Le richieste: pulizia e nuova collocazione
I consiglieri hanno chiesto un intervento concreto che vada oltre la semplice manutenzione: pulizia, restauro e soprattutto uno spostamento in una posizione più visibile e decorosa all’interno dell’area verde. Tra le proposte, anche il coinvolgimento delle associazioni partigiane e dell’Anpi, con l’obiettivo di restituire dignità al monumento e trasformarlo in un luogo di memoria attiva per il quartiere.
Le criticità del giardino
Il problema non riguarda solo la targa. Il coordinatore al Commercio, Riccardo Prisco, ha evidenziato come l’intera area presenti criticità legate a incuria e manutenzione, a partire dall’erba alta. Una situazione che contribuisce a rendere ancora meno visibile e valorizzata la targa commemorativa.
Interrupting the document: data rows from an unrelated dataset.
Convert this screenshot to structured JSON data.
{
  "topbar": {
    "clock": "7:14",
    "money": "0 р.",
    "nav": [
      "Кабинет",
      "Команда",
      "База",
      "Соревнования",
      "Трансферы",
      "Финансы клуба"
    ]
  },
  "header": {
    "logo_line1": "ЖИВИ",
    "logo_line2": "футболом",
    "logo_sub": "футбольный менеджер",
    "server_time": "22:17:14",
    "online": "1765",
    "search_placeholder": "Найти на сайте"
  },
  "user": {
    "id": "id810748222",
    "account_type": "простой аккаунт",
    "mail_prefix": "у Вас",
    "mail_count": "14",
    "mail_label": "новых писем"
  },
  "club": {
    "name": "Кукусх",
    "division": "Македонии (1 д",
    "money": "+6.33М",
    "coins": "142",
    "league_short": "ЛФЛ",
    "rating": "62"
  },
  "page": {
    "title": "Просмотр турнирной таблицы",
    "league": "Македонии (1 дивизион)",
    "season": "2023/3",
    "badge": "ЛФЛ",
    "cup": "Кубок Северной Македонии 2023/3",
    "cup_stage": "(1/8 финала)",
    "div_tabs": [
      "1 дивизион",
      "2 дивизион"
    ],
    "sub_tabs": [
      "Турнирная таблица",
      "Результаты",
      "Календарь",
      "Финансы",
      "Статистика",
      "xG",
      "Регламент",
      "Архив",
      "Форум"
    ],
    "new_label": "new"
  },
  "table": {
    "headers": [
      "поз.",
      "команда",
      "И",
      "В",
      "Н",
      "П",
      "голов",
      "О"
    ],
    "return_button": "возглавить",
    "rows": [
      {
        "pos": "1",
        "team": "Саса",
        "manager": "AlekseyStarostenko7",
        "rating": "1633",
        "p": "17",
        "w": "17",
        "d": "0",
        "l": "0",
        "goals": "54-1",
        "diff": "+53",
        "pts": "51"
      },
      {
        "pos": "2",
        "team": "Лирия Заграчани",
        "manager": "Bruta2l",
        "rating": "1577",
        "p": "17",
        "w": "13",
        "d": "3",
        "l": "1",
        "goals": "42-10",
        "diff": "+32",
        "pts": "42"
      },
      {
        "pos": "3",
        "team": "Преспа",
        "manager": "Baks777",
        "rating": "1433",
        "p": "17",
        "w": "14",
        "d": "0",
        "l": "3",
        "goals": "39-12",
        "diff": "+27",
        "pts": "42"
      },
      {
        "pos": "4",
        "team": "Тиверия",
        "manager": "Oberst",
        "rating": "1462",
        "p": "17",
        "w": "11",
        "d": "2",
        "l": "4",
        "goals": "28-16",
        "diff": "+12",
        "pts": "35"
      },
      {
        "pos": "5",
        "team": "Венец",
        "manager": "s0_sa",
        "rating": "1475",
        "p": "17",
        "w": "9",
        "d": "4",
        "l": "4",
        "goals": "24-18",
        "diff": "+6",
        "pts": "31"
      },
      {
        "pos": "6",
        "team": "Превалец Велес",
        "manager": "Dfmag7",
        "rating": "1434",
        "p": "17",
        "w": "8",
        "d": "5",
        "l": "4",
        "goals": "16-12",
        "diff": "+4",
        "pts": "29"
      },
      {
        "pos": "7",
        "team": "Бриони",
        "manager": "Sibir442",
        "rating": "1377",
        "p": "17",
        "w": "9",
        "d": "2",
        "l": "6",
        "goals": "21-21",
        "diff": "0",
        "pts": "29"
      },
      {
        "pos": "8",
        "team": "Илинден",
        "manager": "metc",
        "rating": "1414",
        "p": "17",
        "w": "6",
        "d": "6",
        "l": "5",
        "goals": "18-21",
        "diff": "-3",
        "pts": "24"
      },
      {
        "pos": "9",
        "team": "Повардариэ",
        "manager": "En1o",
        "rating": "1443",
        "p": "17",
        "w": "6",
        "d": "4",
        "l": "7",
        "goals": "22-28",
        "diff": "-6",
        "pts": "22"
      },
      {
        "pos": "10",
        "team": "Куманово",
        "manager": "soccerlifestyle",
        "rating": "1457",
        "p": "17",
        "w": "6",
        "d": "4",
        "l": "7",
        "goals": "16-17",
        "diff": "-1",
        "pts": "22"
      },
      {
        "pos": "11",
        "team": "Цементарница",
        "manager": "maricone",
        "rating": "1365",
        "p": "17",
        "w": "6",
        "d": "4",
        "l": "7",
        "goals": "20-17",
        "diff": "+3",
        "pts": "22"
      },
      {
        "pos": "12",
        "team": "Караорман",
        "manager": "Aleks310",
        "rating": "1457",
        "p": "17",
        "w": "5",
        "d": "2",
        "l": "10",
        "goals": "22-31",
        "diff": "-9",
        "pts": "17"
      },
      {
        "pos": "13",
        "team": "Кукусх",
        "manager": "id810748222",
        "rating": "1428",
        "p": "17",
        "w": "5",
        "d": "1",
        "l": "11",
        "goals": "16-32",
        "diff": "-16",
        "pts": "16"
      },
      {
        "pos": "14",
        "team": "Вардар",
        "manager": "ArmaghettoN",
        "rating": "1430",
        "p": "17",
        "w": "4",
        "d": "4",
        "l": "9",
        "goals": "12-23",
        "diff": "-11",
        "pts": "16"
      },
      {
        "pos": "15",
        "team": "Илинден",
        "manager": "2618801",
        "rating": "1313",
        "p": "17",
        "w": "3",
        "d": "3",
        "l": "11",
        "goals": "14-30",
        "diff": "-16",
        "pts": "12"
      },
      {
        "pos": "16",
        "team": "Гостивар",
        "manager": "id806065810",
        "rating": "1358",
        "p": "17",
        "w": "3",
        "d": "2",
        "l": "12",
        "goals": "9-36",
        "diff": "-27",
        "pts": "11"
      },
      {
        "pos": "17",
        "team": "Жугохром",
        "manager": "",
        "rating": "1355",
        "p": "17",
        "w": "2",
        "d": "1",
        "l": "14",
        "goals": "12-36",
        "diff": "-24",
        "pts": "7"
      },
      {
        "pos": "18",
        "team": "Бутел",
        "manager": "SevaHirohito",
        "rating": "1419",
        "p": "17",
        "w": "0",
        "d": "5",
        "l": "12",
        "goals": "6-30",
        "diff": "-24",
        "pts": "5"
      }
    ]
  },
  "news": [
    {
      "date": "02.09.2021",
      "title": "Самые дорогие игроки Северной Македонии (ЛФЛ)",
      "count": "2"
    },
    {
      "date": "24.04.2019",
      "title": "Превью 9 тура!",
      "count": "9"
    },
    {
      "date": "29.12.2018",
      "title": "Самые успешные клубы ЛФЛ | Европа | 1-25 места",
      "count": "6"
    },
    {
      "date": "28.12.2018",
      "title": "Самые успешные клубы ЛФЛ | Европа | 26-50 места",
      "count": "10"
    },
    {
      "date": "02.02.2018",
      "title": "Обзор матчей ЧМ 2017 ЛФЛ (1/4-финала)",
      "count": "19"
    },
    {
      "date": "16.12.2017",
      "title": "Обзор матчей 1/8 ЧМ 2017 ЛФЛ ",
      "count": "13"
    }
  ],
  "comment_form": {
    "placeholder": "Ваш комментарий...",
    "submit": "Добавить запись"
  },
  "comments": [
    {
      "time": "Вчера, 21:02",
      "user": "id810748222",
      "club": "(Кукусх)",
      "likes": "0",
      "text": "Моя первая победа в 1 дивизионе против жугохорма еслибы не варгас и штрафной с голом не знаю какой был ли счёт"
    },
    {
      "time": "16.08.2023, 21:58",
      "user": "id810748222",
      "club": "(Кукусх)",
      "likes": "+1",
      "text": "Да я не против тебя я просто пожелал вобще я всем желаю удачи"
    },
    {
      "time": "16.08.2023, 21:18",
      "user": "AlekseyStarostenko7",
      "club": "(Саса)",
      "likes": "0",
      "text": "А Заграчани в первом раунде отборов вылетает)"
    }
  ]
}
L’impegno della Circoscrizione
Per il presidente della Circoscrizione 2, Luca Rolandi, il problema è noto, tanto che sono già previsti interventi. “Procederemo con una pulizia dell’area e valuteremo una ricollocazione della targa in una posizione più protetta, purché resti all’interno del giardino”, ha spiegato. Nei prossimi giorni è atteso un sopralluogo per individuare la soluzione migliore.